The Financial Industry Regulatory Authority (FINRA) regulates US broker-dealers, a “self-regulatory organization” run by the brokers themselves and overseen by the SEC. A very popular online resource is called BrokerCheck, which lets you pretty easily check the regulatory history and licenses held by broker-dealers and individuals who are licensed brokers in those companies. Frankly, I use it quite a lot. Now, to make that information more transparent, FINRA has requested - and the SEC has approved - a requirement to include a “readily apparent reference and hyperlink” to BrokerCheck on the home page of the broker’s site where retail investors go.

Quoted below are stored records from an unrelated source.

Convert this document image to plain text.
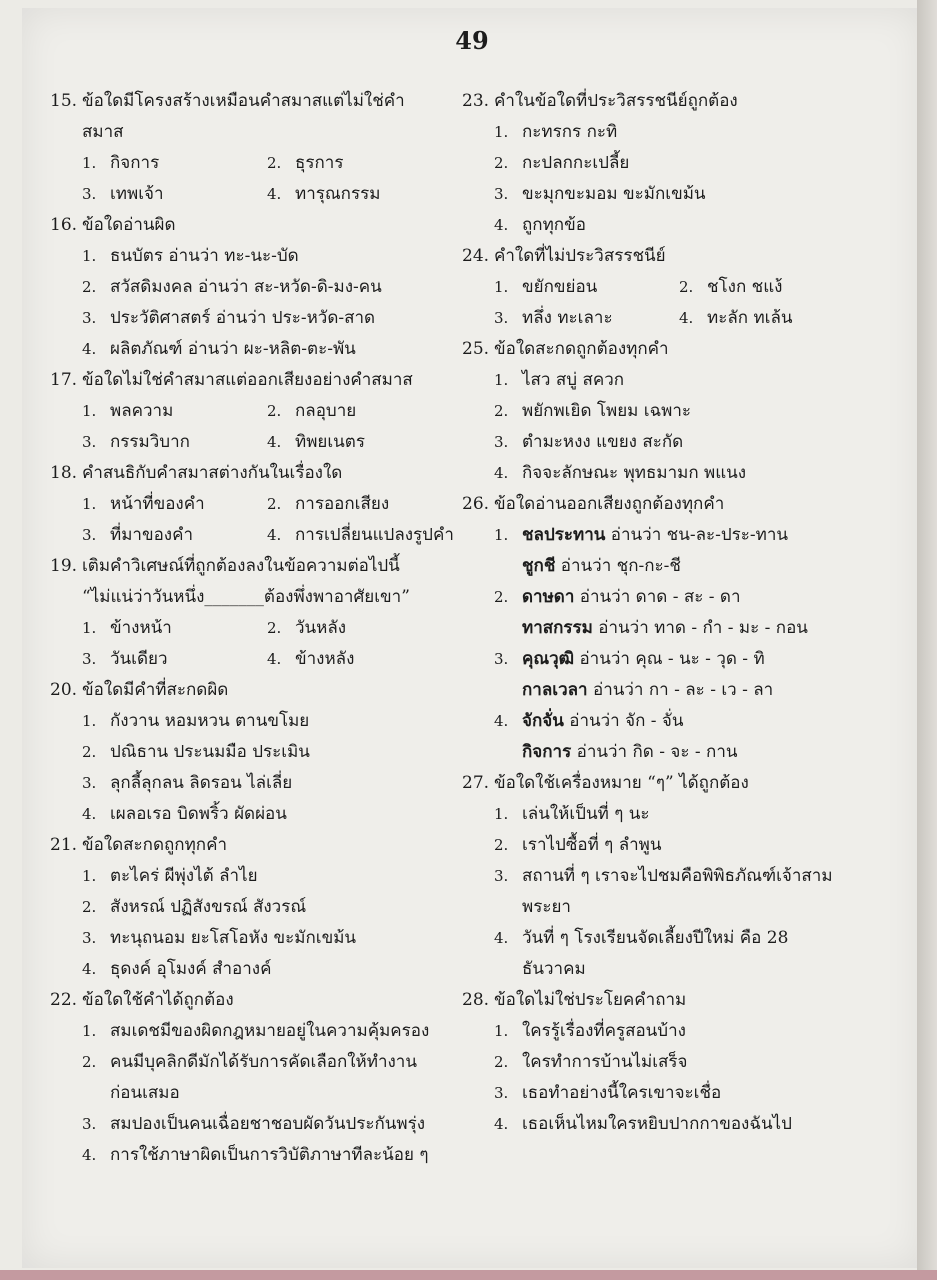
49
15. ข้อใดมีโครงสร้างเหมือนคำสมาสแต่ไม่ใช่คำ
สมาส
1. กิจการ	2. ธุรการ
3. เทพเจ้า	4. ทารุณกรรม
16. ข้อใดอ่านผิด
1. ธนบัตร อ่านว่า ทะ-นะ-บัด
2. สวัสดิมงคล อ่านว่า สะ-หวัด-ดิ-มง-คน
3. ประวัติศาสตร์ อ่านว่า ประ-หวัด-สาด
4. ผลิตภัณฑ์ อ่านว่า ผะ-หลิต-ตะ-พัน
17. ข้อใดไม่ใช่คำสมาสแต่ออกเสียงอย่างคำสมาส
1. พลความ	2. กลอุบาย
3. กรรมวิบาก	4. ทิพยเนตร
18. คำสนธิกับคำสมาสต่างกันในเรื่องใด
1. หน้าที่ของคำ	2. การออกเสียง
3. ที่มาของคำ	4. การเปลี่ยนแปลงรูปคำ
19. เติมคำวิเศษณ์ที่ถูกต้องลงในข้อความต่อไปนี้
“ไม่แน่ว่าวันหนึ่ง_______ต้องพึ่งพาอาศัยเขา”
1. ข้างหน้า	2. วันหลัง
3. วันเดียว	4. ข้างหลัง
20. ข้อใดมีคำที่สะกดผิด
1. กังวาน หอมหวน ตานขโมย
2. ปณิธาน ประนมมือ ประเมิน
3. ลุกลี้ลุกลน ลิดรอน ไล่เลี่ย
4. เผลอเรอ บิดพริ้ว ผัดผ่อน
21. ข้อใดสะกดถูกทุกคำ
1. ตะไคร่ ผีพุ่งไต้ ลำไย
2. สังหรณ์ ปฏิสังขรณ์ สังวรณ์
3. ทะนุถนอม ยะโสโอหัง ขะมักเขม้น
4. ธุดงค์ อุโมงค์ สำอางค์
22. ข้อใดใช้คำได้ถูกต้อง
1. สมเดชมีของผิดกฎหมายอยู่ในความคุ้มครอง
2. คนมีบุคลิกดีมักได้รับการคัดเลือกให้ทำงาน
ก่อนเสมอ
3. สมปองเป็นคนเฉื่อยชาชอบผัดวันประกันพรุ่ง
4. การใช้ภาษาผิดเป็นการวิบัติภาษาทีละน้อย ๆ
23. คำในข้อใดที่ประวิสรรชนีย์ถูกต้อง
1. กะทรกร กะทิ
2. กะปลกกะเปลี้ย
3. ขะมุกขะมอม ขะมักเขม้น
4. ถูกทุกข้อ
24. คำใดที่ไม่ประวิสรรชนีย์
1. ขยักขย่อน	2. ชโงก ชแง้
3. ทลึ่ง ทะเลาะ	4. ทะลัก ทเล้น
25. ข้อใดสะกดถูกต้องทุกคำ
1. ไสว สบู่ สควก
2. พยักพเยิด โพยม เฉพาะ
3. ตำมะหงง แขยง สะกัด
4. กิจจะลักษณะ พุทธมามก พแนง
26. ข้อใดอ่านออกเสียงถูกต้องทุกคำ
1. ชลประทาน อ่านว่า ชน-ละ-ประ-ทาน
ชูกชี อ่านว่า ชุก-กะ-ชี
2. ดาษดา อ่านว่า ดาด - สะ - ดา
ทาสกรรม อ่านว่า ทาด - กำ - มะ - กอน
3. คุณวุฒิ อ่านว่า คุณ - นะ - วุด - ทิ
กาลเวลา อ่านว่า กา - ละ - เว - ลา
4. จักจั่น อ่านว่า จัก - จั่น
กิจการ อ่านว่า กิด - จะ - กาน
27. ข้อใดใช้เครื่องหมาย “ๆ” ได้ถูกต้อง
1. เล่นให้เป็นที่ ๆ นะ
2. เราไปซื้อที่ ๆ ลำพูน
3. สถานที่ ๆ เราจะไปชมคือพิพิธภัณฑ์เจ้าสาม
พระยา
4. วันที่ ๆ โรงเรียนจัดเลี้ยงปีใหม่ คือ 28
ธันวาคม
28. ข้อใดไม่ใช่ประโยคคำถาม
1. ใครรู้เรื่องที่ครูสอนบ้าง
2. ใครทำการบ้านไม่เสร็จ
3. เธอทำอย่างนี้ใครเขาจะเชื่อ
4. เธอเห็นไหมใครหยิบปากกาของฉันไป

This proposed rule has actually been around in different forms for three years. Prior versions would have required the link be included in all of a broker’s social media sites, but they got rid of that in the final version. The original proposal also required the link to go right to a broker’s actual history whereas the final rule just takes them to BrokerCheck’s home page.
Is BrokerCheck Perfect?
Well...not quite. It doesn’t include customer arbitration claims that are settled, for example. So if you have dozens of claims and pay people off, your future customers may not know about it. But in fairness, if you settle and don’t admit any liability, why should it be held against you? These are the tough questions of course, but overall, this seems like a fair middle ground to make it easier for investors to access information about their potential brokers without overburdening the already heavily regulated US brokerage industry.